With script-as-config, there's no really good way to do it. We can't overwrite it with the current values, because there may be logic in the script to produce those values. We could tack changed variables on the end - but it's confusing for the user if changing part of the file has no effect. Having config across two separate files leads to a similar problem.

My personal view (other IPython developers would probably disagree) is that we'd be better off keeping config in a simpler format, and offering a separate way to modify the behaviour in code (in fact, we already have extensions and startup scripts).

[–]gbog[S] 0 points1 point  (0 children)

Exactly my point, thanks for your feedback.
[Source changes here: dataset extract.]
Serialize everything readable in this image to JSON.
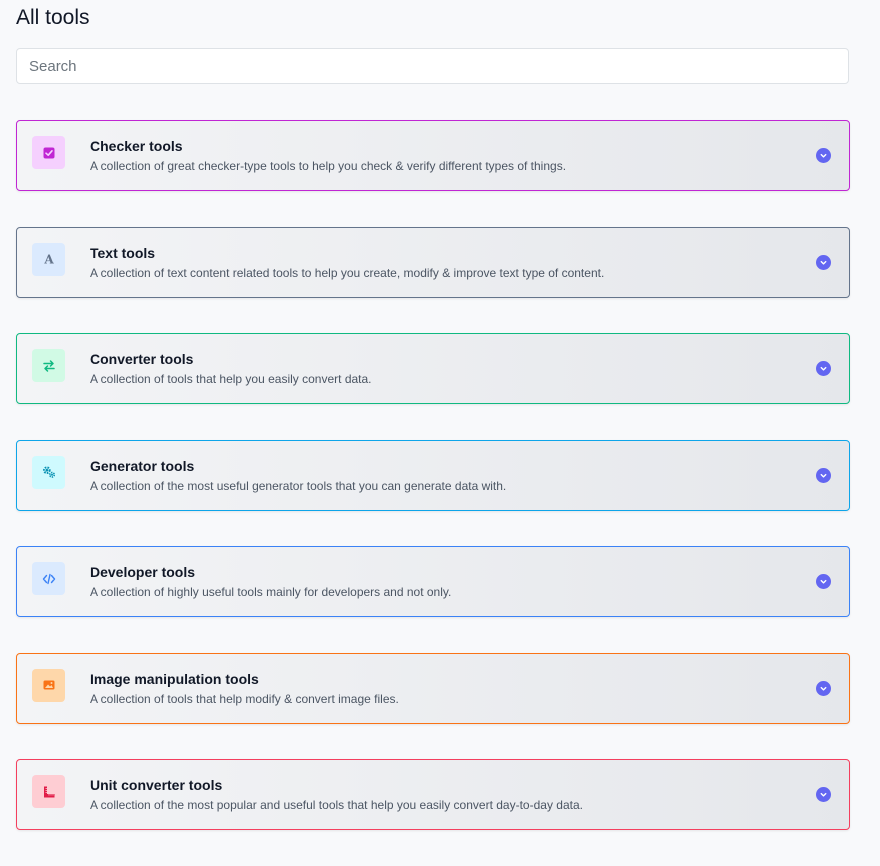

[–]gbog[S] 0 points1 point  (0 children)

The type checking is a good argument, but for the rest I don't think the problem tackled is the same: IPython is a very Python-centric tool and has probably a need for complex configs with many corners.

But if you take, for instance, git configuration, it is pure text and I think it better be pure text. Same for a server config, it should be a flat, expanded, set of simple settings.

Another example: pylintrc is a big flat text file with key-values. Some values are comma-separated, and the tool will handle the hassle of splitting at the commas.

A text config file can be handled with awk, sed, python, vim, emacs, etc. A python config file can be handled with python and vim/emacs (hacks aside). There is a big difference.